At PS 1 there is an even more startling example of Roth’s transformation of life into art. His studio floor, one of the five large sculptures on display, has been turned on edge and placed against the wall. It becomes, in effect, an immense mural, self-mapping Roth’s working space, the varying density of the drips and splatters documenting where the activity of painting was at its most and least intense. In Solo Scenes–an installation of 131 stacked video monitors–we see the artist at work, asleep, on the john–a fly’s-eye view of Roth padding back and forth, drawing, shaping, going about his life over a period of six months. Another work consists of eight projectors continuously showing slides of houses in Reykjavík, 30,000 in all, each with a different building. Image rapidly succeeds image, the carousels clacking away; and though one could, in a sense, see the whole of Reykjavík if one remained in the room long enough, it would be a curiously empty and even dispiriting experience. The capital is shown without inhabitants, and it is ambiguous as to whether its meaning is that the populace turned its collective back on Roth or Roth simply excluded them from his vision. It is in any case a detached portrait of a city, one building at a time, made by someone who shows no sign of being part of the place–though one of the houses must be where he himself worked and lived, and raised his children with a woman he loved.

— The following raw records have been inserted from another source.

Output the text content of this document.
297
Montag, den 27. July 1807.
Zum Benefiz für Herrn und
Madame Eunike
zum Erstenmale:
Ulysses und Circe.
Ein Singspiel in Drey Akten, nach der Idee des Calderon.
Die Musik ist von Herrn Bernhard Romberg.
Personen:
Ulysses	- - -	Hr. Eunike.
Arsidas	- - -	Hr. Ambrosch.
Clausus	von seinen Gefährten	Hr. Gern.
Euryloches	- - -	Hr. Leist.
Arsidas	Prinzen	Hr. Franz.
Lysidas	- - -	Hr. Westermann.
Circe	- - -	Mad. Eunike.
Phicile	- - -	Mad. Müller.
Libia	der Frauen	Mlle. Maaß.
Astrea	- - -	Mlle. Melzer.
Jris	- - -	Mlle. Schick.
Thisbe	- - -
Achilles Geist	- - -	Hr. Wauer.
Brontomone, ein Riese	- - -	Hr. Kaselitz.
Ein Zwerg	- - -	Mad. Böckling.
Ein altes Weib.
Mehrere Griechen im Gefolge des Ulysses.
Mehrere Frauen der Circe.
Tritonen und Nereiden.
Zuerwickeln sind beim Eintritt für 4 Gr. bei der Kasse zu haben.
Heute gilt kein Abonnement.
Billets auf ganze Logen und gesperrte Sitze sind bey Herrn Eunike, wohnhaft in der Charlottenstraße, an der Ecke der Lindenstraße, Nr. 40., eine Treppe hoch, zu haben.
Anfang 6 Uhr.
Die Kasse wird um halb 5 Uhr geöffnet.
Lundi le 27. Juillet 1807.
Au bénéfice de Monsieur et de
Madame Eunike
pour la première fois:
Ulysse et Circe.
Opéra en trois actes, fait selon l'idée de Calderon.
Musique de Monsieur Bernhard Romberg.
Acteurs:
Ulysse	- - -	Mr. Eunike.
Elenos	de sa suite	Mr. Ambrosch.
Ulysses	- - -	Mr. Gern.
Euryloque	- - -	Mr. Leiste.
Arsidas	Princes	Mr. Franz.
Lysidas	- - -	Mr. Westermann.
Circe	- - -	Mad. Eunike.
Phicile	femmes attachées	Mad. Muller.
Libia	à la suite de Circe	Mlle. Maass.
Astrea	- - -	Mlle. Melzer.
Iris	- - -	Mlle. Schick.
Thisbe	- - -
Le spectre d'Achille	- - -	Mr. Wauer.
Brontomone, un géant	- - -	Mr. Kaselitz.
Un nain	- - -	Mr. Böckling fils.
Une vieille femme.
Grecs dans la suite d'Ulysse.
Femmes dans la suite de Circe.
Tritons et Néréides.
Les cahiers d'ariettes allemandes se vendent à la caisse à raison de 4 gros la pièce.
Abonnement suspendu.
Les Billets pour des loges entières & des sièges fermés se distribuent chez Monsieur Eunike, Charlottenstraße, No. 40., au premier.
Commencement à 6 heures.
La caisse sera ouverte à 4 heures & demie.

PS 1 is also exhibiting what must be Roth’s masterpiece–his Garden Sculpture, on which he worked off and on from 1968 until 1996. It is a kind of folie, which may have begun as a platform, a place to sit outdoors beneath the stars, to which disparate parts were added–ladders, wheels, window panes, lengths of dressed lumber, a whirligig, video monitors, potted plants–in a whole of rickety monumentality. It comes with its own workshop, including power tools and rows of electrical cords, as if Roth had become obsessed by a project whose purpose he had long ago forgotten. It feels like a three-dimensional realization of one of Leonardo’s unfathomable drawings–or an outdoor model cobbled up out of scavenged fragments. Kant speaks of art as implying purposefulness without any specific purpose, and this characterizes Garden Sculpture to perfection. For some reason, Bosch’s title–Garden of Earthly Delights–crossed my mind.